The manual transmission is a smooth-shifting unit with a nicely calibrated clutch. In the automatics, the SportShift feature allows the driver to "manually" move up or down through the gears by pushing forward or backward on the lever after moving it to a parallel gate. The Mazdaspeed 6 is the true hardcore performance car of the bunch, but despite its greater horsepower and the extra grip generated by its all-wheel drive, this hot-rod doesn't impress the way its lesser siblings do against their peers. The Mazdaspeed 6 is neither as smooth as the Subaru Legacy GT, nor as fun as a Mitsubishi Evo.
The Mazda 6 stands out in the faceless sea of midsize sedans, with its dramatic styling hinting at the car's involving, fun-to-drive character. Also drawing attention are the alternative body styles--the versatile hatchback and the practical wagon. For buyers seeking to minimize boredom in their midsize sedan, the Mazda 6 belongs at the top of their shopping list, along with the Nissan Altima and the Subaru Legacy. The Altima offers more interior space, but its chassis isn't as well sorted. The Legacy is a compelling alternative (and, like the Mazda, comes also in a station wagon), but its standard all-wheel drive can make the four-cylinder iteration rather pricey in comparison.

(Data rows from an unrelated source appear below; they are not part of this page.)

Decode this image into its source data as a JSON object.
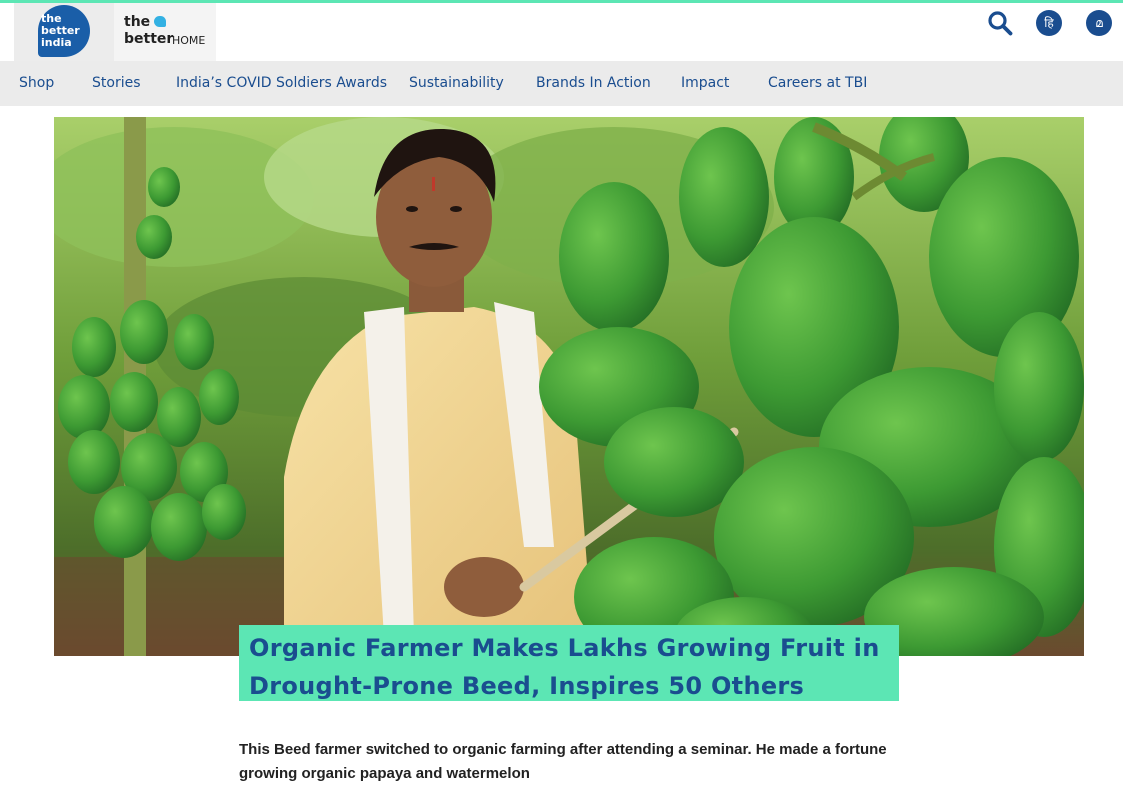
{
  "header": {
    "logo_tbi_lines": [
      "the",
      "better",
      "india"
    ],
    "logo_home": {
      "the": "the",
      "better": "better",
      "home": "HOME"
    },
    "icons": {
      "search": "search-icon",
      "hindi": "हि",
      "malayalam": "മ"
    }
  },
  "nav": {
    "items": [
      {
        "label": "Shop"
      },
      {
        "label": "Stories"
      },
      {
        "label": "India’s COVID Soldiers Awards"
      },
      {
        "label": "Sustainability"
      },
      {
        "label": "Brands In Action"
      },
      {
        "label": "Impact"
      },
      {
        "label": "Careers at TBI"
      }
    ]
  },
  "article": {
    "title": "Organic Farmer Makes Lakhs Growing Fruit in Drought-Prone Beed, Inspires 50 Others",
    "subtitle": "This Beed farmer switched to organic farming after attending a seminar. He made a fortune growing organic papaya and watermelon"
  },
  "colors": {
    "brand_blue": "#1a4d8f",
    "accent_mint": "#5ce6b4",
    "nav_bg": "#ebebeb"
  }
}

Buyers whose priorities are comfort and smoothness should look instead at a Toyota Camry or a Honda Accord. The Mazdaspeed 6 is a different animal than its siblings, with its high-strung turbocharged four and extra-stiff chassis. Unfortunately this version comes off as lacking the polish of its stablemates. The "6" range is protected by a four-year/50,000-mile warranty, augmented by a four-year roadside assistance program.
The driver's midsize hatchback, sedan, and wagon.
What's Hot
  • Expressive styling
  • Choice of three body styles
  • Sport-sedan driving experience
  • What's Not
  • Firm ride
  • Large turning circle
  • Rear-seat space is limited
  • Mechanically, the biggest news is the new five-speed automatic transmission for the four-cylinder engine. Cosmetically, the Mazda 6 gets a bit of a makeover for 2006. The front and rear ends are restyled, and the headlamps, taillamps, and grille are new. Eighteen-inch wheels are a new option. The cabin undergoes a minor touch-up as well, with new door panels and the center portion of the dash picking up the flashier trim of the Mazdaspeed 6.
    The side and curtain airbags are important safety features; buyers of the base car shouldn't pass them up. Mazda offers a vast array of sporty appearance options and accessories for the Mazda 6--far more than typically available for a midsize car--so buyers who are deep into the tuner-car look can really go to town.